Education Rethink 2013-04-27

"I'm making a book report on tigers?" "Oh, for school?" "No, fur fun," he says, laughing at his own pun. "So, it's not a story?" I ask. He shakes his head. "It's a report. I'm reporting about the most interesting things I'm learning about tigers." "Cool." I want to suggest to him that he could do something more creative. Make a physical model. Create a baseball card for types of tigers. Choose a mythical creature. It is the type of assignment that I bristle against as a teacher. I'm quick to say that it's not very creative. But as I watch him synthesize multiple texts and tell it in his own voice and sketch his own pictures, I am struck by the creativity involved in the thinking process. My students are making their own arcade games right now. I stole the idea from Jeremy Macdonald and Gregory Hill. It seems creative. However, they often look at other prototypes of real arcades as they create their work. Is that inspiration? Is that research? Is that copping and being a collage artist? Some might say that this, the "maker space" is more creative than when they blog.
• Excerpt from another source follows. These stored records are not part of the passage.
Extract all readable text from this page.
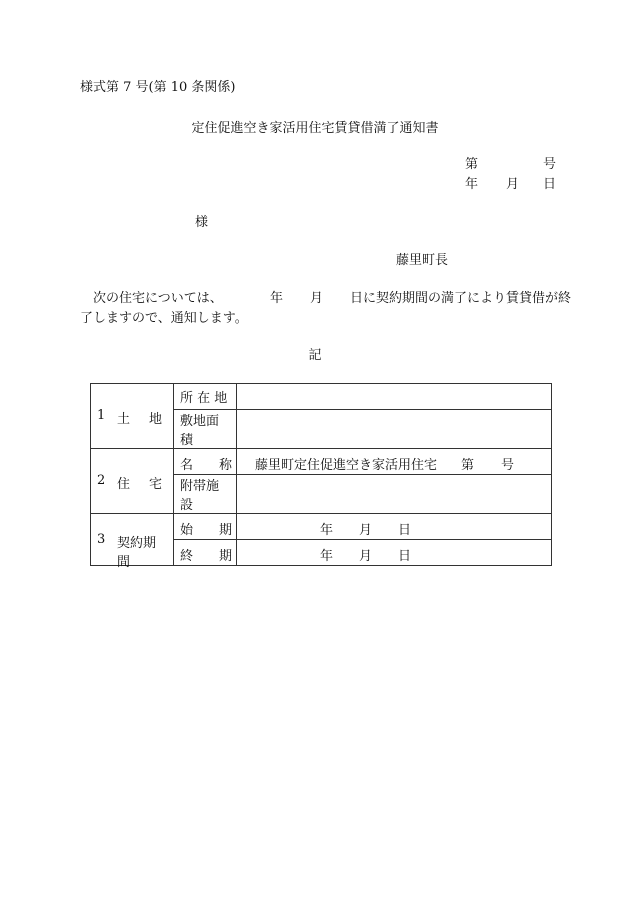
様式第 7 号(第 10 条関係)
定住促進空き家活用住宅賃貸借満了通知書
第	号
年 月 日
様
藤里町長
次の住宅については、	年 月 日に契約期間の満了により賃貸借が終
了しますので、通知します。
記
1 土 地	所 在 地	
	敷地面積	

2 住 宅	名 称	藤里町定住促進空き家活用住宅 第 号

	附帯施設	

3 契約期間	始 期	年 月 日

	終 期	年 月 日
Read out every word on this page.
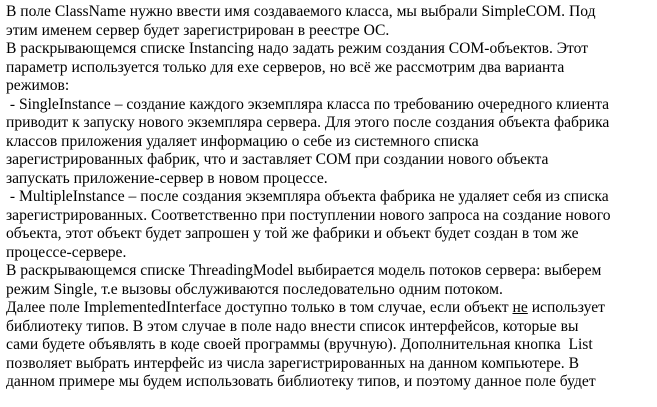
В поле ClassName нужно ввести имя создаваемого класса, мы выбрали SimpleCOM. Под
этим именем сервер будет зарегистрирован в реестре ОС.
В раскрывающемся списке Instancing надо задать режим создания COM-объектов. Этот
параметр используется только для exe серверов, но всё же рассмотрим два варианта
режимов:
- SingleInstance – создание каждого экземпляра класса по требованию очередного клиента
приводит к запуску нового экземпляра сервера. Для этого после создания объекта фабрика
классов приложения удаляет информацию о себе из системного списка
зарегистрированных фабрик, что и заставляет COM при создании нового объекта
запускать приложение-сервер в новом процессе.
- MultipleInstance – после создания экземпляра объекта фабрика не удаляет себя из списка
зарегистрированных. Соответственно при поступлении нового запроса на создание нового
объекта, этот объект будет запрошен у той же фабрики и объект будет создан в том же
процессе-сервере.
В раскрывающемся списке ThreadingModel выбирается модель потоков сервера: выберем
режим Single, т.е вызовы обслуживаются последовательно одним потоком.
Далее поле ImplementedInterface доступно только в том случае, если объект не использует
библиотеку типов. В этом случае в поле надо внести список интерфейсов, которые вы
сами будете объявлять в коде своей программы (вручную). Дополнительная кнопка  List
позволяет выбрать интерфейс из числа зарегистрированных на данном компьютере. В
данном примере мы будем использовать библиотеку типов, и поэтому данное поле будет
However, constructing something (a story, an insight, an argument) out of nothing (which is never really nothing) seems to be creative. I'd like to think that Keeper of the Creatures has been a creative project. So, here's where it breaks down for me: there are some things that seem inherently uncreative. Filling out fill-in-the blank worksheets comes to mind. However, it seems to me that the dichotomy of creator/consumer is fuzzy at best. At what point is an endeavor a creative endeavor?